In T1DM and T2DM animal models, the maximal renal tubular reabsorptive capacity (Tm) for glucose is increased [363–365]. In humans with T1DM  and T2DM  the Tm for glucose is increased, and cultured human proximal renal tubular cells from T2DM patients demonstrate markedly increased levels of SGLT2 mRNA and protein and a fourfold increase in the uptake of α-methyl-d-glucopyranoside (AMG), a nonmetabolizeable glucose analogue  (Figure 25.16). Thus, an adaptive response by the kidney to conserve glucose, which is essential to meet the energy demands of the body, especially the brain and other neural tissues, which have an obligate need for glucose, becomes maladaptive in the diabetic patient. Instead of dumping glucose in the urine to correct the hyperglycemia, the kidney chooses to hold on to the glucose. Even worse, the ability of the diabetic kidney to reabsorb glucose is augmented by an absolute increase in the renal reabsorptive capacity for glucose.
The brain, along with its seven companions, forms the eighth component of the Ominous Octet (Figure 25.17). The current epidemic of diabetes is being driven by the epidemic of obesity . Porte and colleagues [370–373] were amongst the first to demonstrate that, in rodents, insulin was a powerful appetite suppressant. Obese individuals, both diabetic and nondiabetic, have moderate-to-severe insulin resistance with compensatory hyperinsulinemia.Nonetheless, food intake is increased in obese subjects despite the presence of hyperinsulinemia which should suppress the appetite. Therefore, one could postulate that the insulin resistance in peripheral tissues also extends to the brain.

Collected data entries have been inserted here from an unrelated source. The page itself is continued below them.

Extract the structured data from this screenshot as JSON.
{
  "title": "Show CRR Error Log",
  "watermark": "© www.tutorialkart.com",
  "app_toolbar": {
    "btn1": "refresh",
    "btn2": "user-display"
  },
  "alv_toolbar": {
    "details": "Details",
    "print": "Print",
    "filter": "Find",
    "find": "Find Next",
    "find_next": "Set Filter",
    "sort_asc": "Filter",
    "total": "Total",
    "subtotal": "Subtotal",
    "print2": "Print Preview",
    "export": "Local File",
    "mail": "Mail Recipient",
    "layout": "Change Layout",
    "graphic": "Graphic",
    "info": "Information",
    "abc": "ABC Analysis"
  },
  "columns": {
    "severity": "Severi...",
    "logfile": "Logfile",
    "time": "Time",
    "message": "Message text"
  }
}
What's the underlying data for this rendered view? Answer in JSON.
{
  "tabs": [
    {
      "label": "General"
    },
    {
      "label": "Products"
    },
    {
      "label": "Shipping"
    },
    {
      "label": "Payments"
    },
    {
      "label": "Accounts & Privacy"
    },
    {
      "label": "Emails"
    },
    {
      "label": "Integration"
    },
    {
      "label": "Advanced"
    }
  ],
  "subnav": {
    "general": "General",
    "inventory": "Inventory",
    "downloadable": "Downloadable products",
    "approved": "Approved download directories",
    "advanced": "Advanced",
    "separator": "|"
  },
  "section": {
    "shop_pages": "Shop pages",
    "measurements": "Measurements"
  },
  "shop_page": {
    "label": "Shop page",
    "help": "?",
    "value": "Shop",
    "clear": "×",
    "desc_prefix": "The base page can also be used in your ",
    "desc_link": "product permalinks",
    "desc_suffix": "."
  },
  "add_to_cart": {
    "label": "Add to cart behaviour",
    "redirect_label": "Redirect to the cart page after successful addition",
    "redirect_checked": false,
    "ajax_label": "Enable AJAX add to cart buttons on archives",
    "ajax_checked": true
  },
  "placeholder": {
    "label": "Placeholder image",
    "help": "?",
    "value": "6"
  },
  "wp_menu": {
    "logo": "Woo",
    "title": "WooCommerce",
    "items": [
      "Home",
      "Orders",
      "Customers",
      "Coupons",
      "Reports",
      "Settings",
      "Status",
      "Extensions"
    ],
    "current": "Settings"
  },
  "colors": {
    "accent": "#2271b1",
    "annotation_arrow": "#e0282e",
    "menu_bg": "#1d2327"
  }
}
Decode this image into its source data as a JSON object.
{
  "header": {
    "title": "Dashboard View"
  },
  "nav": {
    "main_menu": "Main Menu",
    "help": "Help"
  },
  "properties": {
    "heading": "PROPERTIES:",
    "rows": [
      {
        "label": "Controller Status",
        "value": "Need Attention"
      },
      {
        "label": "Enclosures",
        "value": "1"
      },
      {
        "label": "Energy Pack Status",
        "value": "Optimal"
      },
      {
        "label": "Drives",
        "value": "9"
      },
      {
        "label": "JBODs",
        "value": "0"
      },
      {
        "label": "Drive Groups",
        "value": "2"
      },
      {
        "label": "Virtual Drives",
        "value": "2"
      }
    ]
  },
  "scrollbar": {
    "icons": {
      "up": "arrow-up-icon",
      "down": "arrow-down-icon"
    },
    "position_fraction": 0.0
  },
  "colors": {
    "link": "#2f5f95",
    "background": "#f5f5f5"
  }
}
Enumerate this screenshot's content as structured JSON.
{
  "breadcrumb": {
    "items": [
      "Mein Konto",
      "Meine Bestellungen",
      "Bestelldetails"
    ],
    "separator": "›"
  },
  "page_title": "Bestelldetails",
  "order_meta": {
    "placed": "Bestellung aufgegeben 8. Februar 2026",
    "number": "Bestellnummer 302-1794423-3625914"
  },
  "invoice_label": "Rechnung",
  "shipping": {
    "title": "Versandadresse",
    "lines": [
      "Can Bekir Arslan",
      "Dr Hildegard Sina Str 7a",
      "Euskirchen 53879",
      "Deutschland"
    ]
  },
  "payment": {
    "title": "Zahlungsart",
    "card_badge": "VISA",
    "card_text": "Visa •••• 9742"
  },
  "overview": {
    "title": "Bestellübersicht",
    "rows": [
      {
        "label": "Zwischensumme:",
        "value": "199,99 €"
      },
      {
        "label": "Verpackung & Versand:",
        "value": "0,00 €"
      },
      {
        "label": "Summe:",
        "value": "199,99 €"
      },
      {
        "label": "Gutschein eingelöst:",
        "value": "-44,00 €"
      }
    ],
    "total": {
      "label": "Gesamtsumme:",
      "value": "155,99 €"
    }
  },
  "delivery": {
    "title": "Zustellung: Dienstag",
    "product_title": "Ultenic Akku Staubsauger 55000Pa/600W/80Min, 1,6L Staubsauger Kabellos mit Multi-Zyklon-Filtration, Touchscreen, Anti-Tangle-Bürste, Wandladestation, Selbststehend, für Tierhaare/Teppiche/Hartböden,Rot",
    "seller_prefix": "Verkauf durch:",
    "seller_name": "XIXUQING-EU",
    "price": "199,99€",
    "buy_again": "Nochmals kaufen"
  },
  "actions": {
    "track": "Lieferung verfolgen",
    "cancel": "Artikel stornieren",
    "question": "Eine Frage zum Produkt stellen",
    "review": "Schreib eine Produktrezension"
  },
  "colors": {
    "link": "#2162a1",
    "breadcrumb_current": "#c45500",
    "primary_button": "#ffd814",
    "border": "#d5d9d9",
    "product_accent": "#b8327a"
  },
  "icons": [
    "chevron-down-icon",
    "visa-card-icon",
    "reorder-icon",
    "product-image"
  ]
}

Using functional magnetic resonance imaging (MRI), the cerebral response to an ingested glucose load has been studied . After glucose ingestion, two hypothalamic areas with consistent inhibition have been noted: the lower posterior hypothalamus, which contains the ventromedial nuclei, and the upper posterior hypothalamus, which contains the paraventricular nuclei. In both of these hypothalamic areas, which are key centers for appetite regulation, the magnitude of the inhibitory response following glucose ingestion was reduced in obese, insulin-resistant, normal glucose-tolerant subjects, and there was a delay in the time taken to reach the maximum inhibitory response, even though the plasma insulin response was markedly increased in the obese group. Whether the impaired functional MRI response in obese subjects contributes to or is a consequence of the insulin resistance and weight gain remains to be determined. Nonetheless, these results suggest that the brain, like other organs (liver, muscle, and fat) in the body, are resistant to insulin. Studies by Obici et al. [375,376] and others  in rodents have also provided evidence for cerebral insulin resistance leading to increased HGP and reduced muscle glucose uptake.
Implications for therapy
The preceding review of the pathophysiology of T2DM has important therapeutic implications (Table 25.1). First, effective treatment of T2DM will require multiple drugs used in combination to correct the multiple pathophysiologic defects. Second, the treatment should be based upon reversal of known pathogenic abnormalities and NOT simply on the reduction in HbA1c. Third, therapy must be started early in the natural history of T2DM, if progressive β-cell failure is to be prevented. The treatment of T2DM is discussed in detail in Chapters 42–46 and 48.